The previous three articles in this series explored trouble areas in every business including location problems, involving customers to give them a sense of value, and utilizing social media to promote your business in the digital world. Last, but not least, we look at how to incorporate press and advertising: which outlets are relevant, how to get involved, and how to avoid bad press.
Press can be a great outlet to advertise your company with its multitude of audiences. Press includes all agencies that print, broadcast, or transmit news including newspapers, radio, and the Internet. Social media is a brave new world in terms of advertising, but we will exclude it in this conversation as the last article in this series already discussed its relevance.
So what forms of press are best? One of the largest trends within the food industry is “going local.” This applies to press too. Radio is still a great way to get your business in front of potential customers. People listen to local radio stations in their cars to and from work, or on mobile media devices during their commute. Many stations are available for streaming via the Internet, giving listeners access during office and working hours. Utilize a local radio station by purchasing ads. Of course, each station has its own price, but the cost to advertise on radio is much less expensive than some other forms of advertising. Strategic Media, a radio advertising company, explains that while television ads can run into the thousands (and even millions, e.g., during the Super Bowl), “you can air a radio spot for under $100 at agency discounted rates, and you can air a full week’s radio advertising test on multiple stations for as little as $2,500 and it can be geared to a specific audience.” Speaking of specific audiences, a huge advantage of radio advertising is that different types of people listen to certain radio stations. If you want college students to frequent your business because they reside or attend class nearby, advertise on the college station. Most stations should include a breakdown of their audience in their media kit to help you determine what is best for your business.
Community newsletters and newspapers are also great sources for publicity. For example, if your community contains communal living spaces, such as apartment complexes and condominiums approach these environments for advertisement space in their newsletters, and offer exclusive specials for those living there. The same goes for cooking schools; students attending cooking classes are already enthusiastic about food trends and new eateries. More than often, these students are happy to share the news with others. Unique newsletters or publications can help hand-deliver the exact clients for your business. Traditional newspapers and local magazines, however, can also be very influential and help you gain visibility. And like radio broadcasts, newspapers are often posted online as well. In this respect you get a “two for one deal.” In addition to purchasing advertising, it is important to seek out the editors of food columns in the local papers and establish a relationship. Editorial coverage of your business helps lend third-party credibility and can promote your business without costs. Invite the editors to see your shop and/or send some samples; but beware as many newspapers may have policies on freebies and handouts. Once you have created a relationship, keep the lines of communication open especially when you have good news to share with the community about your business.

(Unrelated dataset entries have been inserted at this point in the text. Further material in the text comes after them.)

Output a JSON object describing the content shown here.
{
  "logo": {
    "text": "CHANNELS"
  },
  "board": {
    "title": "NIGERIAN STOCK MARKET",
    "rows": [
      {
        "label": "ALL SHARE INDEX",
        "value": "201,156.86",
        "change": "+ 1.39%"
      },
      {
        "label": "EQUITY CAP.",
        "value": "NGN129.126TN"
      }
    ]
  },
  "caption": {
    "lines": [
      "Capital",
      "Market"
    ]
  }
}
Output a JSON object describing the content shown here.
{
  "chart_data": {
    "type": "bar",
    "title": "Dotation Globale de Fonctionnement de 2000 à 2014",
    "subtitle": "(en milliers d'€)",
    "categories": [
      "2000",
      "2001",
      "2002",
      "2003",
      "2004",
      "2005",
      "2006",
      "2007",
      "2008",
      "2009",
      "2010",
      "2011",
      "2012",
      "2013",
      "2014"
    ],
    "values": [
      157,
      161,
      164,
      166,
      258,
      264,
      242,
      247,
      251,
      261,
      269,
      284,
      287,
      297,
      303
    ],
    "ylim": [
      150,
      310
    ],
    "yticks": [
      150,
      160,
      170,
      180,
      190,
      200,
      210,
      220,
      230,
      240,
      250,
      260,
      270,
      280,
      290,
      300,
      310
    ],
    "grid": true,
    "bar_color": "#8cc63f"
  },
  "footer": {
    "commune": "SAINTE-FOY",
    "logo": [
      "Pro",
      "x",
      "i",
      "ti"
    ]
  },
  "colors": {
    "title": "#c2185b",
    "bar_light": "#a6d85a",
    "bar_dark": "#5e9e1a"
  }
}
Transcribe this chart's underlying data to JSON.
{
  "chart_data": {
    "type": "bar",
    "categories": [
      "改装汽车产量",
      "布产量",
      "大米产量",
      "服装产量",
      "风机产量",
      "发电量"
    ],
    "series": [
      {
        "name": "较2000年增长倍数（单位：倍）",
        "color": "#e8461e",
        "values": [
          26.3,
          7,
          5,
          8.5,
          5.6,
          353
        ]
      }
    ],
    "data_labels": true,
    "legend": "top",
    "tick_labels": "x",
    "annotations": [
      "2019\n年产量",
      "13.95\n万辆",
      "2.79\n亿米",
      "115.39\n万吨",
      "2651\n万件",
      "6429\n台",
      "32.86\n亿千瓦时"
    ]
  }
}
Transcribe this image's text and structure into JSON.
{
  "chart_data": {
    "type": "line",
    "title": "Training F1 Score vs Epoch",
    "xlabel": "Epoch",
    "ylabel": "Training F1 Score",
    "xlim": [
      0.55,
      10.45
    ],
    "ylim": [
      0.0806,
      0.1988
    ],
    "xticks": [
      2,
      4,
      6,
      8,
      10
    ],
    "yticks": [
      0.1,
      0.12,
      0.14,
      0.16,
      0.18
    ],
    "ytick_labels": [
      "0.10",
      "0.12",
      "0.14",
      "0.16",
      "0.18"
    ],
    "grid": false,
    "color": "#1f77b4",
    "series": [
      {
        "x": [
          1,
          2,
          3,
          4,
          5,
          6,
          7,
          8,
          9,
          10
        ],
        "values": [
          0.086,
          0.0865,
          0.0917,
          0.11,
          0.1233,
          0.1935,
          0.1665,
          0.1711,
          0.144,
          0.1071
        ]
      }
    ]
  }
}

After you’ve got a handle on what press is best for your business, consider developing a media kit. Media kits include menus, business history, bios of the owners, and the business’s offerings. Keep a flip book with this information handy for customers to browse. You can also include this information on any basic website, so consider going digital. Print signs or business cards leading customers to this online resource.
The last item to consider in seeking out traditional media coverage is to monitor the papers for opportunities for your business. Many publications have annual “Top” or “Annual Best” lists for restaurants, businesses, etc. – find out how you can apply for these and/or be nominated. Also, check to see if they have an editorial calendar. Knowing the content the editors are going to cover can help you pitch your story or serve as a resource for them in their articles. Editorial calendars can often be found on websites.
Now that we’ve looked at general types of press and how they can work for you we need to tackle the issue of bad press. The term “bad press” often causes uneasiness in business owners. You can control some of what is being said about your business in the media, as you always have a chance to disprove an allegation. First, don’t hide from what is being said; embrace it and actively work to change people’s perception. For example, if your competitors say you have poor customer service, make it a point to revamp up your customer service efforts, whether it be customer surveys, a Q&A section on your website, or just a friendly face to greet customers at the door.
Don’t let yourself become an agent of bad press. It becomes tricky when you are the one being asked to give a statement, either about your business or competitors. Always be mindful of what you say, and how you say it. The first rule of a good public personality is to never, ever badmouth an opponent or competitor no matter how tempting. It’s almost impossible to redeem something negative you’ve said. Always compliment your opponent; it may be difficult, but taking the high road will keep your image clean and your customers thinking about your product and not your negativity.
Press is a great way to get your business and name out there and should not be left out of your business to-do lists when reevaluating your business. The credibility that journalists provide can raise the visibility of your brand, and strategic advertising can help people recognize who you are and encourage them to try your products. While a great mix of marketing tactics is important in growing your business, press, while traditional, is still a major force in curating customers and continues to foster success for those who utilize it. Many publications have annual “Top” or “Annual Best” lists for restaurants, businesses, etc. – find out how you can apply for these and/or be nominated.